Maybe she understands it, because even though her smile doesn’t dim, her expression goes much softer, and she leans forward, pressing a kiss to the corner of my mouth. “I’m going to drive in to work, and I’ll see you there, okay?”
I nod at her and watch her go. In hindsight, she’s just leaving to give me time to compose myself a little bit more, but at the moment, all I can do is crane my head to the side and watch her ass as she leaves.
The door clicks shut. I’m alone in the house. Once the coffee pot is emptied out, I pad into my bedroom to get dressed, running through the same motions and routines as always. Right before I leave, I gather up the bed sheets—with the proof of our joining stained onto the fabric—and toss them into the washing machine myself.
A quick note is jotted down and left for the housekeeper, asking to make sure that they get dried, and the bed is remade, and then I’m off.

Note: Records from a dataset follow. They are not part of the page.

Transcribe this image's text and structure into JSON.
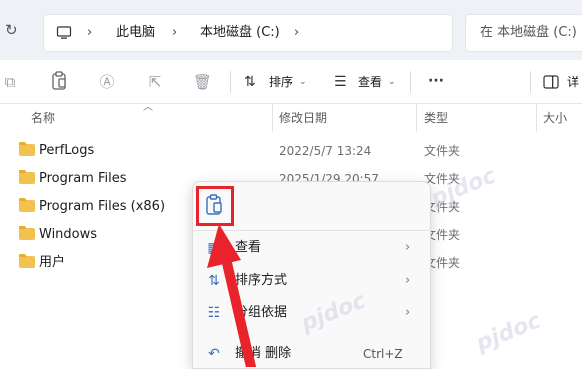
{
  "address_bar": {
    "breadcrumbs": [
      "此电脑",
      "本地磁盘 (C:)"
    ],
    "search_placeholder": "在 本地磁盘 (C:)"
  },
  "toolbar": {
    "sort_label": "排序",
    "view_label": "查看",
    "more_label": "···",
    "details_label": "详"
  },
  "columns": {
    "name": "名称",
    "date": "修改日期",
    "type": "类型",
    "size": "大小"
  },
  "files": [
    {
      "name": "PerfLogs",
      "date": "2022/5/7 13:24",
      "type": "文件夹"
    },
    {
      "name": "Program Files",
      "date": "2025/1/29 20:57",
      "type": "文件夹"
    },
    {
      "name": "Program Files (x86)",
      "date": "",
      "type": "文件夹"
    },
    {
      "name": "Windows",
      "date": "",
      "type": "文件夹"
    },
    {
      "name": "用户",
      "date": "",
      "type": "文件夹"
    }
  ],
  "context_menu": {
    "items": [
      {
        "label": "查看",
        "submenu": true
      },
      {
        "label": "排序方式",
        "submenu": true
      },
      {
        "label": "分组依据",
        "submenu": true
      },
      {
        "label": "撤消 删除",
        "shortcut": "Ctrl+Z"
      }
    ]
  },
  "colors": {
    "annotation_red": "#e8232b",
    "folder_yellow": "#f2c14e"
  },
  "icons": [
    "refresh-icon",
    "computer-icon",
    "paste-icon",
    "sort-icon",
    "view-icon",
    "details-pane-icon",
    "folder-icon",
    "arrow-annotation"
  ]
}
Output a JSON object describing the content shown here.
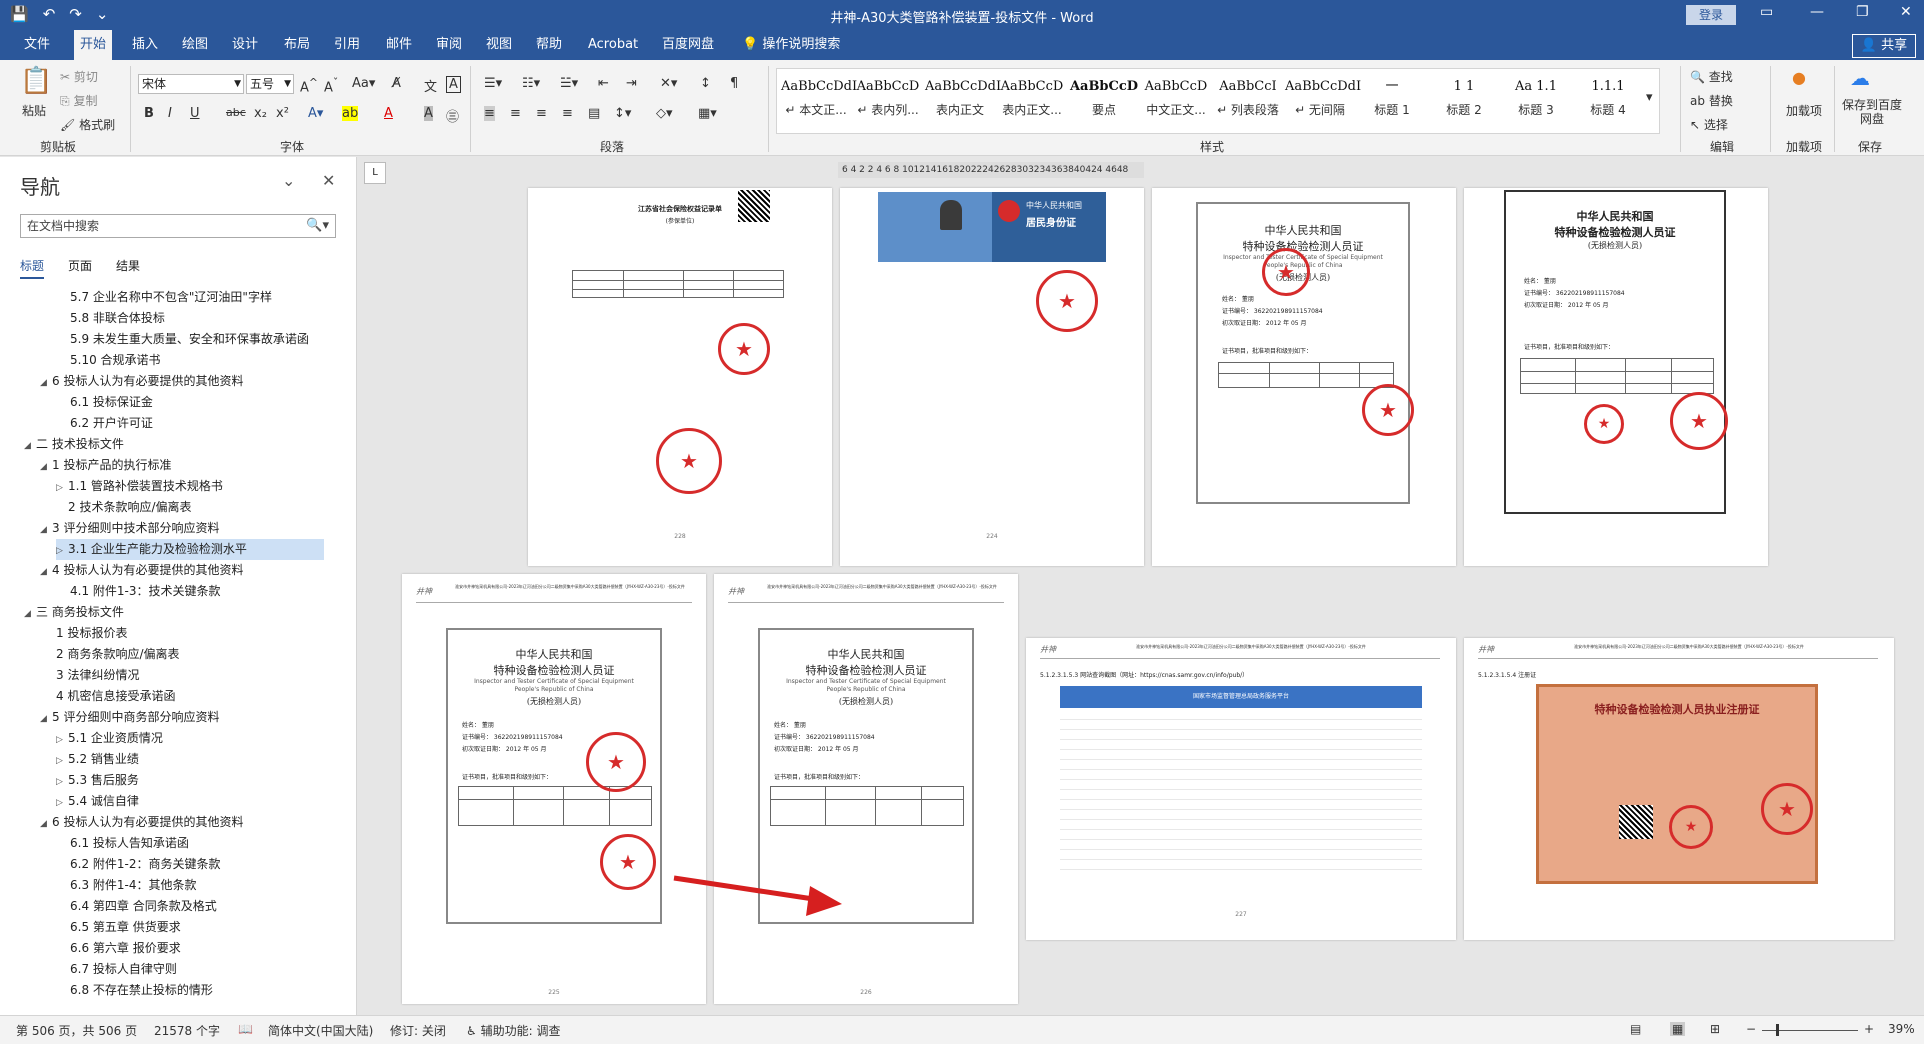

But it’s not a peaceful ride to work. I spend the whole time thinking about what I’m going to tell Randal. He’s the chief of medicine at Mercy General, which means that everything has to be run past him. Every decision, every budget cut, every research project—if he doesn’t approve of it, then it’s not going to happen.
Which means that if I want to get this team together for Amanda, I need to convince Randal that it’s worth the money being poured into the funding for the project, despite the fact that Margur’s is a fairly rare disease.
I have a few tricks up my sleeve though. For one, his sister and my wife used to be very good friends. They went to college with each other. Funny how that turns out, isn’t it?